Making a complaint can be lonely and crazy making. This complaints bingo details universal responses to disabled people asserting their rights. It really isn’t you…

Evidence gathering:

Reasonable Adjustments under The Equality Act

  • The university has a duty to make reasonable adjustments, so one individual member of teaching staff cannot act as a gatekeeper to allowing that adjustment, the duty lies with the university as a whole.

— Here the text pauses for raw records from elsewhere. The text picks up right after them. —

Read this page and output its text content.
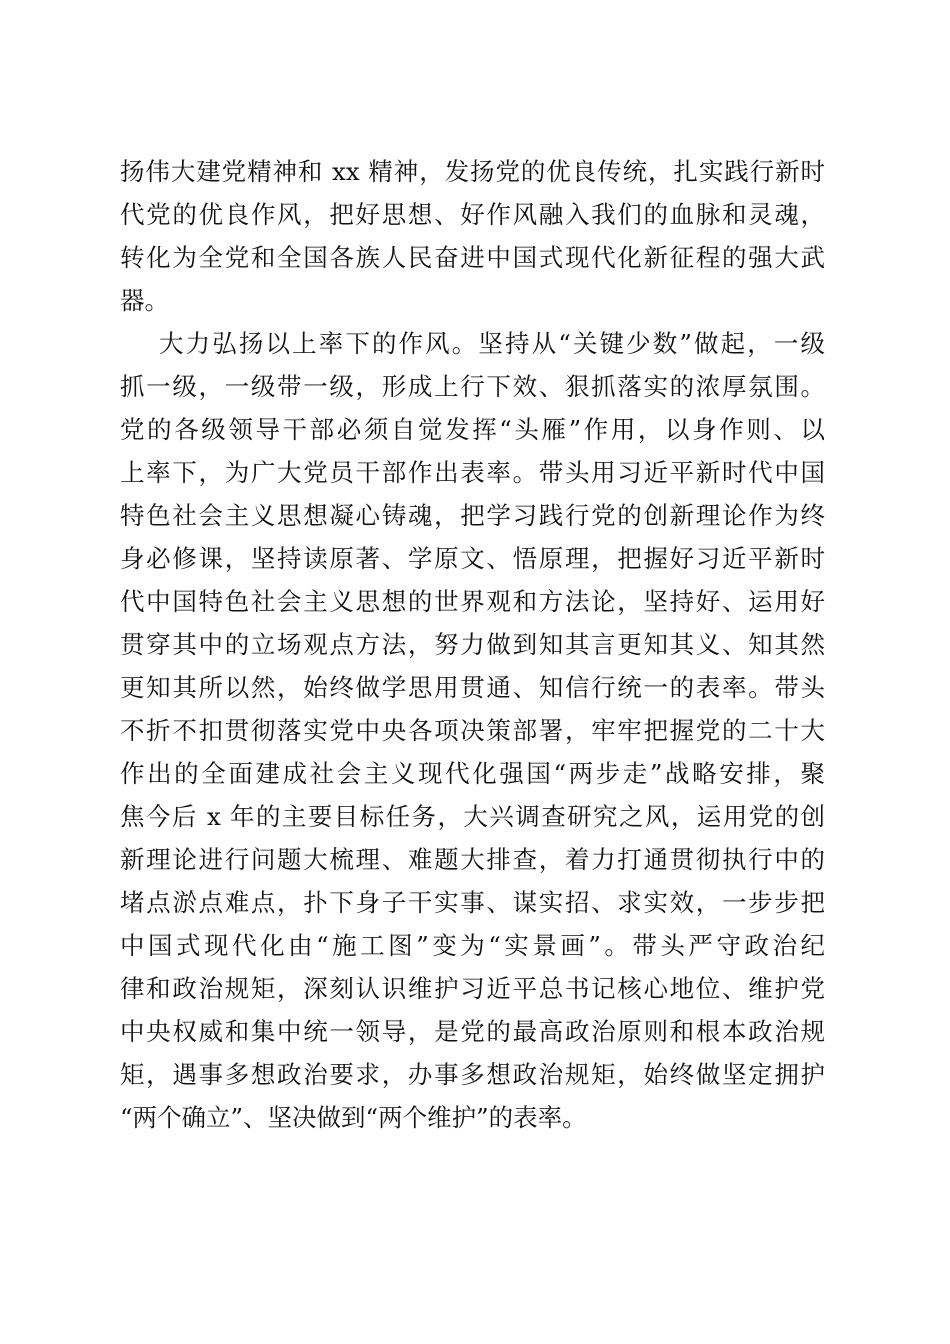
扬伟大建党精神和 xx 精神，发扬党的优良传统，扎实践行新时
代党的优良作风，把好思想、好作风融入我们的血脉和灵魂，
转化为全党和全国各族人民奋进中国式现代化新征程的强大武
器。
大力弘扬以上率下的作风。坚持从“关键少数”做起，一级
抓一级，一级带一级，形成上行下效、狠抓落实的浓厚氛围。
党的各级领导干部必须自觉发挥“头雁”作用，以身作则、以
上率下，为广大党员干部作出表率。带头用习近平新时代中国
特色社会主义思想凝心铸魂，把学习践行党的创新理论作为终
身必修课，坚持读原著、学原文、悟原理，把握好习近平新时
代中国特色社会主义思想的世界观和方法论，坚持好、运用好
贯穿其中的立场观点方法，努力做到知其言更知其义、知其然
更知其所以然，始终做学思用贯通、知信行统一的表率。带头
不折不扣贯彻落实党中央各项决策部署，牢牢把握党的二十大
作出的全面建成社会主义现代化强国“两步走”战略安排，聚
焦今后 x 年的主要目标任务，大兴调查研究之风，运用党的创
新理论进行问题大梳理、难题大排查，着力打通贯彻执行中的
堵点淤点难点，扑下身子干实事、谋实招、求实效，一步步把
中国式现代化由“施工图”变为“实景画”。带头严守政治纪
律和政治规矩，深刻认识维护习近平总书记核心地位、维护党
中央权威和集中统一领导，是党的最高政治原则和根本政治规
矩，遇事多想政治要求，办事多想政治规矩，始终做坚定拥护
“两个确立”、坚决做到“两个维护”的表率。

It is unlawful for a university to refuse to make reasonable adjustments, therefore the argument becomes about how ‘reasonable’ an adjustment is.
    Whether it is ‘reasonable’ for an education provider to make any particular adjustment will depend on a number of factors, including:
    • the effectiveness of making the adjustment and whether it is practical to do so
    • the financial resources of the education provider
    • the availability of grants, loans and other assistance to disabled students, such as Disabled Student Allowance, or charitable trusts
      the extent to which aids and services will be provided to disabled students from other sources
    • health and safety requirements – this means if the adjustment increased the risks to the health and safety of another person
      the relevant interests of other people – this means where the adjustment results in significant disadvantage for other people.
    • Failure to provide a reasonable adjustment is a form of disability discrimination and therefore an unlawful act under the Equality Act.